Build and run the Docker container:

# Build the image
docker build -t intune2snipe:latest .

# Run the container
docker run --rm \
  -e AZURE_TENANT_ID="<your-tenant-id>" \
  -e AZURE_CLIENT_ID="<your-client-id>" \
  -e AZURE_CLIENT_SECRET="<your-client-secret>" \
  -e SNIPEIT_URL="<your-snipeit-url>" \
  -e SNIPEIT_API_TOKEN="<your-token>" \
  intune2snipe:latest \
  --platform windows --dry-run

Kubernetes

The Kubernetes manifest includes a CronJob that runs the sync on a schedule (default: daily at 2:00 AM UTC).

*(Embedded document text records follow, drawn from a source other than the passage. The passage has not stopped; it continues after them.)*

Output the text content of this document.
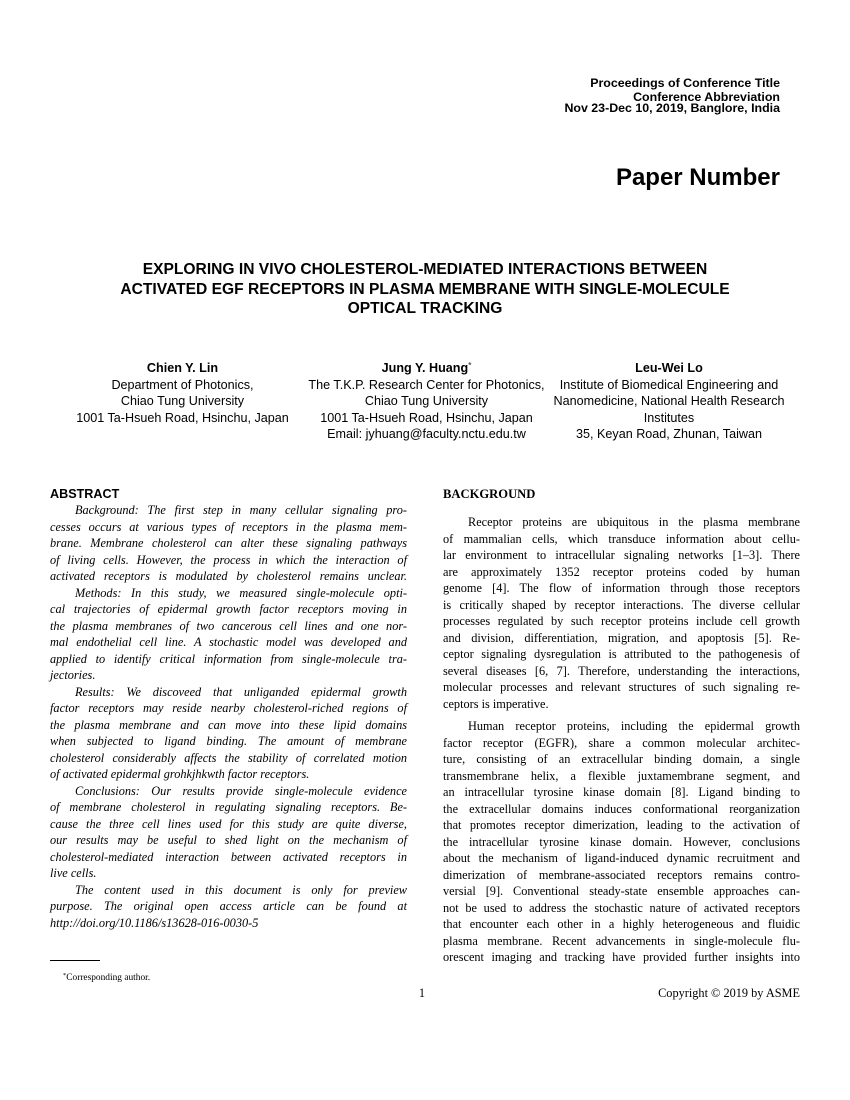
Proceedings of Conference Title
Conference Abbreviation
Nov 23-Dec 10, 2019, Banglore, India
Paper Number
EXPLORING IN VIVO CHOLESTEROL-MEDIATED INTERACTIONS BETWEEN
ACTIVATED EGF RECEPTORS IN PLASMA MEMBRANE WITH SINGLE-MOLECULE
OPTICAL TRACKING
Chien Y. Lin
Department of Photonics,
Chiao Tung University
1001 Ta-Hsueh Road, Hsinchu, Japan
Jung Y. Huang*
The T.K.P. Research Center for Photonics,
Chiao Tung University
1001 Ta-Hsueh Road, Hsinchu, Japan
Email: jyhuang@faculty.nctu.edu.tw
Leu-Wei Lo
Institute of Biomedical Engineering and
Nanomedicine, National Health Research
Institutes
35, Keyan Road, Zhunan, Taiwan
ABSTRACT
Background: The first step in many cellular signaling pro-
cesses occurs at various types of receptors in the plasma mem-
brane. Membrane cholesterol can alter these signaling pathways
of living cells. However, the process in which the interaction of
activated receptors is modulated by cholesterol remains unclear.
Methods: In this study, we measured single-molecule opti-
cal trajectories of epidermal growth factor receptors moving in
the plasma membranes of two cancerous cell lines and one nor-
mal endothelial cell line. A stochastic model was developed and
applied to identify critical information from single-molecule tra-
jectories.
Results: We discoveed that unliganded epidermal growth
factor receptors may reside nearby cholesterol-riched regions of
the plasma membrane and can move into these lipid domains
when subjected to ligand binding. The amount of membrane
cholesterol considerably affects the stability of correlated motion
of activated epidermal grohkjhkwth factor receptors.
Conclusions: Our results provide single-molecule evidence
of membrane cholesterol in regulating signaling receptors. Be-
cause the three cell lines used for this study are quite diverse,
our results may be useful to shed light on the mechanism of
cholesterol-mediated interaction between activated receptors in
live cells.
The content used in this document is only for preview
purpose. The original open access article can be found at
http://doi.org/10.1186/s13628-016-0030-5
BACKGROUND
Receptor proteins are ubiquitous in the plasma membrane
of mammalian cells, which transduce information about cellu-
lar environment to intracellular signaling networks [1–3]. There
are approximately 1352 receptor proteins coded by human
genome [4]. The flow of information through those receptors
is critically shaped by receptor interactions. The diverse cellular
processes regulated by such receptor proteins include cell growth
and division, differentiation, migration, and apoptosis [5]. Re-
ceptor signaling dysregulation is attributed to the pathogenesis of
several diseases [6, 7]. Therefore, understanding the interactions,
molecular processes and relevant structures of such signaling re-
ceptors is imperative.
Human receptor proteins, including the epidermal growth
factor receptor (EGFR), share a common molecular architec-
ture, consisting of an extracellular binding domain, a single
transmembrane helix, a flexible juxtamembrane segment, and
an intracellular tyrosine kinase domain [8]. Ligand binding to
the extracellular domains induces conformational reorganization
that promotes receptor dimerization, leading to the activation of
the intracellular tyrosine kinase domain. However, conclusions
about the mechanism of ligand-induced dynamic recruitment and
dimerization of membrane-associated receptors remains contro-
versial [9]. Conventional steady-state ensemble approaches can-
not be used to address the stochastic nature of activated receptors
that encounter each other in a highly heterogeneous and fluidic
plasma membrane. Recent advancements in single-molecule flu-
orescent imaging and tracking have provided further insights into
*Corresponding author.
1	Copyright © 2019 by ASME
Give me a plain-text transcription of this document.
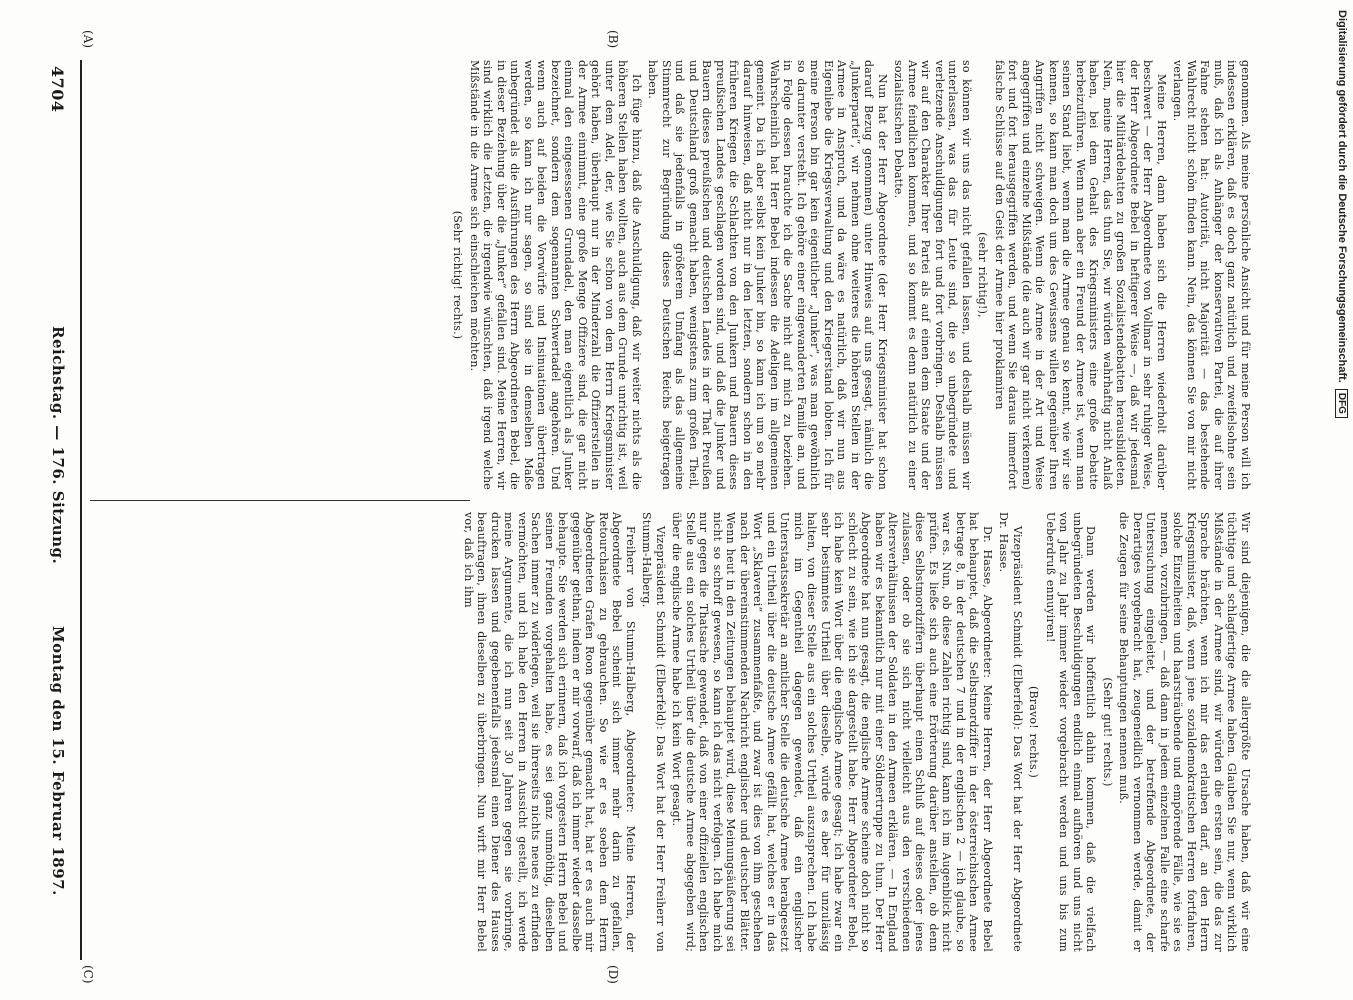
4704
Reichstag. — 176. Sitzung.
Montag den 15. Februar 1897.
(A)	(B)
(C)	(D)

genommen. Als meine persönliche Ansicht und für meine Person will ich indessen erklären, daß es doch ganz natürlich und zweifelsohne sein muß, daß ich als Anhänger der konservativen Partei, die auf ihrer Fahne stehen hat: Autorität, nicht Majorität — das bestehende Wahlrecht nicht schön finden kann. Nein, das können Sie von mir nicht verlangen.

Meine Herren, dann haben sich die Herren wiederholt darüber beschwert — der Herr Abgeordnete von Vollmar in sehr ruhiger Weise, der Herr Abgeordnete Bebel in heftigerer Weise —, daß wir jedesmal hier die Militärdebatten zu großen Sozialistendebatten herausbildeten. Nein, meine Herren, das thun Sie, wir würden wahrhaftig nicht Anlaß haben, bei dem Gehalt des Kriegsministers eine große Debatte herbeizuführen. Wenn man aber ein Freund der Armee ist, wenn man seinen Stand liebt, wenn man die Armee genau so kennt, wie wir sie kennen, so kann man doch um des Gewissens willen gegenüber Ihren Angriffen nicht schweigen. Wenn die Armee in der Art und Weise angegriffen und einzelne Mißstände (die auch wir gar nicht verkennen) fort und fort herausgegriffen werden, und wenn Sie daraus immerfort falsche Schlüsse auf den Geist der Armee hier proklamiren

(sehr richtig!),

so können wir uns das nicht gefallen lassen, und deshalb müssen wir unterlassen, was das für Leute sind, die so unbegründete und verletzende Anschuldigungen fort und fort vorbringen. Deshalb müssen wir auf den Charakter Ihrer Partei als auf einen dem Staate und der Armee feindlichen kommen, und so kommt es denn natürlich zu einer sozialistischen Debatte.

Nun hat der Herr Abgeordnete (der Herr Kriegsminister hat schon darauf Bezug genommen) unter Hinweis auf uns gesagt, nämlich die „Junkerpartei“, wir nehmen ohne weiteres die höheren Stellen in der Armee in Anspruch, und da wäre es natürlich, daß wir nun aus Eigenliebe die Kriegsverwaltung und den Kriegerstand lobten. Ich für meine Person bin gar kein eigentlicher „Junker“, was man gewöhnlich so darunter versteht. Ich gehöre einer eingewanderten Familie an, und in Folge dessen brauchte ich die Sache nicht auf mich zu beziehen. Wahrscheinlich hat Herr Bebel indessen die Adeligen im allgemeinen gemeint. Da ich aber selbst kein Junker bin, so kann ich um so mehr darauf hinweisen, daß nicht nur in den letzten, sondern schon in den früheren Kriegen die Schlachten von den Junkern und Bauern dieses preußischen Landes geschlagen worden sind, und daß die Junker und Bauern dieses preußischen und deutschen Landes in der That Preußen und Deutschland groß gemacht haben, wenigstens zum großen Theil, und daß sie jedenfalls in größerem Umfang als das allgemeine Stimmrecht zur Begründung dieses Deutschen Reichs beigetragen haben.

Ich füge hinzu, daß die Anschuldigung, daß wir weiter nichts als die höheren Stellen haben wollten, auch aus dem Grunde unrichtig ist, weil unter dem Adel, der, wie Sie schon von dem Herrn Kriegsminister gehört haben, überhaupt nur in der Minderzahl die Offizierstellen in der Armee einnimmt, eine große Menge Offiziere sind, die gar nicht einmal den eingesessenen Grundadel, den man eigentlich als Junker bezeichnet, sondern dem sogenannten Schwertadel angehören. Und wenn auch auf beiden die Vorwürfe und Insinuationen übertragen werden, so kann ich nur sagen, so sind sie in demselben Maße unbegründet als die Ausführungen des Herrn Abgeordneten Bebel, die in dieser Beziehung über die „Junker“ gefallen sind. Meine Herren, wir sind wirklich die Letzten, die irgendwie wünschten, daß irgend welche Mißstände in die Armee sich einschleichen möchten.

(Sehr richtig! rechts.)

Wir sind diejenigen, die die allergrößte Ursache haben, daß wir eine tüchtige und schlagfertige Armee haben. Glauben Sie nur, wenn wirklich Mißstände in der Armee sind, wir würden die ersten sein, die das zur Sprache brächten, wenn ich mir das erlauben darf, an den Herrn Kriegsminister, daß, wenn jene sozialdemokratischen Herren fortfahren, solche Einzelheiten und haarsträubende und empörende Fälle, wie sie es nennen, vorzubringen, — daß dann in jedem einzelnen Falle eine scharfe Untersuchung eingeleitet, und der betreffende Abgeordnete, der Derartiges vorgebracht hat, zeugeneidlich vernommen werde, damit er die Zeugen für seine Behauptungen nennen muß.

(Sehr gut! rechts.)

Dann werden wir hoffentlich dahin kommen, daß die vielfach unbegründeten Beschuldigungen endlich einmal aufhören und uns nicht von Jahr zu Jahr immer wieder vorgebracht werden und uns bis zum Ueberdruß ennuyiren!

(Bravo! rechts.)

Vizepräsident Schmidt (Elberfeld): Das Wort hat der Herr Abgeordnete Dr. Hasse.

Dr. Hasse, Abgeordneter: Meine Herren, der Herr Abgeordnete Bebel hat behauptet, daß die Selbstmordziffer in der österreichischen Armee betrage 8, in der deutschen 7 und in der englischen 2 — ich glaube, so war es. Nun, ob diese Zahlen richtig sind, kann ich im Augenblick nicht prüfen. Es ließe sich auch eine Erörterung darüber anstellen, ob denn diese Selbstmordziffern überhaupt einen Schluß auf dieses oder jenes zulassen, oder ob sie sich nicht vielleicht aus den verschiedenen Altersverhältnissen der Soldaten in den Armeen erklären. — In England haben wir es bekanntlich nur mit einer Söldnertruppe zu thun. Der Herr Abgeordnete hat nun gesagt, die englische Armee scheine doch nicht so schlecht zu sein, wie ich sie dargestellt habe. Herr Abgeordneter Bebel, ich habe kein Wort über die englische Armee gesagt; ich habe zwar ein sehr bestimmtes Urtheil über dieselbe, würde es aber für unzulässig halten, von dieser Stelle aus ein solches Urtheil auszusprechen. Ich habe mich im Gegentheil dagegen gewendet, daß ein englischer Unterstaatssekretär an amtlicher Stelle die deutsche Armee herabgesetzt und ein Urtheil über die deutsche Armee gefällt hat, welches er in das Wort „Sklaverei“ zusammenfaßte, und zwar ist dies von ihm geschehen nach der übereinstimmenden Nachricht englischer und deutscher Blätter. Wenn heut in den Zeitungen behauptet wird, diese Meinungsäußerung sei nicht so schroff gewesen, so kann ich das nicht verfolgen. Ich habe mich nur gegen die Thatsache gewendet, daß von einer offiziellen englischen Stelle aus ein solches Urtheil über die deutsche Armee abgegeben wird; über die englische Armee habe ich kein Wort gesagt.

Vizepräsident Schmidt (Elberfeld): Das Wort hat der Herr Freiherr von Stumm-Halberg.

Freiherr von Stumm-Halberg, Abgeordneter: Meine Herren, der Abgeordnete Bebel scheint sich immer mehr darin zu gefallen, Retourchaisen zu gebrauchen. So wie er es soeben dem Herrn Abgeordneten Grafen Roon gegenüber gemacht hat, hat er es auch mir gegenüber gethan, indem er mir vorwarf, daß ich immer wieder dasselbe behaupte. Sie werden sich erinnern, daß ich vorgestern Herrn Bebel und seinen Freunden vorgehalten habe, es sei ganz unmöthig, dieselben Sachen immer zu widerlegen, weil sie ihrerseits nichts neues zu erfinden vermöchten, und ich habe den Herren in Aussicht gestellt, ich werde meine Argumente, die ich nun seit 30 Jahren gegen sie vorbringe, drucken lassen und gegebenenfalls jedesmal einen Diener des Hauses beauftragen, ihnen dieselben zu überbringen. Nun wirft mir Herr Bebel vor, daß ich ihm

Digitalisierung gefördert durch die Deutsche Forschungsgemeinschaft.DFG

1. Edit the Kubernetes manifest (k8s/cronjob.yaml):

   • Update the Secret values with your actual credentials
   • Update the image name to match your container registry
   • Customize the schedule if needed (cron format)
   • Adjust resource limits if necessary

2. Apply the manifest:

   kubectl apply -f k8s/cronjob.yaml

3. Check the CronJob status:

   kubectl get cronjob intune2snipe-sync
   kubectl get jobs -l app=intune2snipe-sync

GitHub Actions

The repository includes a GitHub Actions workflow (.github/workflows/docker-build.yml) that automatically builds and pushes Docker images to GitHub Container Registry (ghcr.io) on push to main/master branches. Update the image name in the Kubernetes manifest to match your repository path.

How it works

1. Fetch Azure AD device IDs from specified groups (if --groups or AZURE_GROUP_IDS is set).
2. Fetch Intune managed devices via Graph API (filtering by --platform and optionally by group membership).
3. Ensure Snipe-IT has an Intune category, the default status label exists, and models/manufacturers are created.
4. Create hardware assets in Snipe-IT and check them out to users if assigned.

Troubleshooting

• 403 Forbidden: Ensure your Azure AD app has appropriate Graph permissions and admin consent. If using group filtering, ensure Group.Read.All permission is granted.
• No devices found in groups: Verify the group object IDs are correct and that devices are actually members of those groups in Azure AD.
• Missing fields: Verify your Snipe-IT instance has categories, models, and status labels enabled.
• Status label not found: Check SNIPEIT_DEFAULT_STATUS matches exactly an existing label.
• Group filtering not working: Ensure devices are Azure AD registered/joined (not just Intune-managed). The script matches devices using their Azure AD device object ID.

Contributing

Feel free to open issues or submit PRs.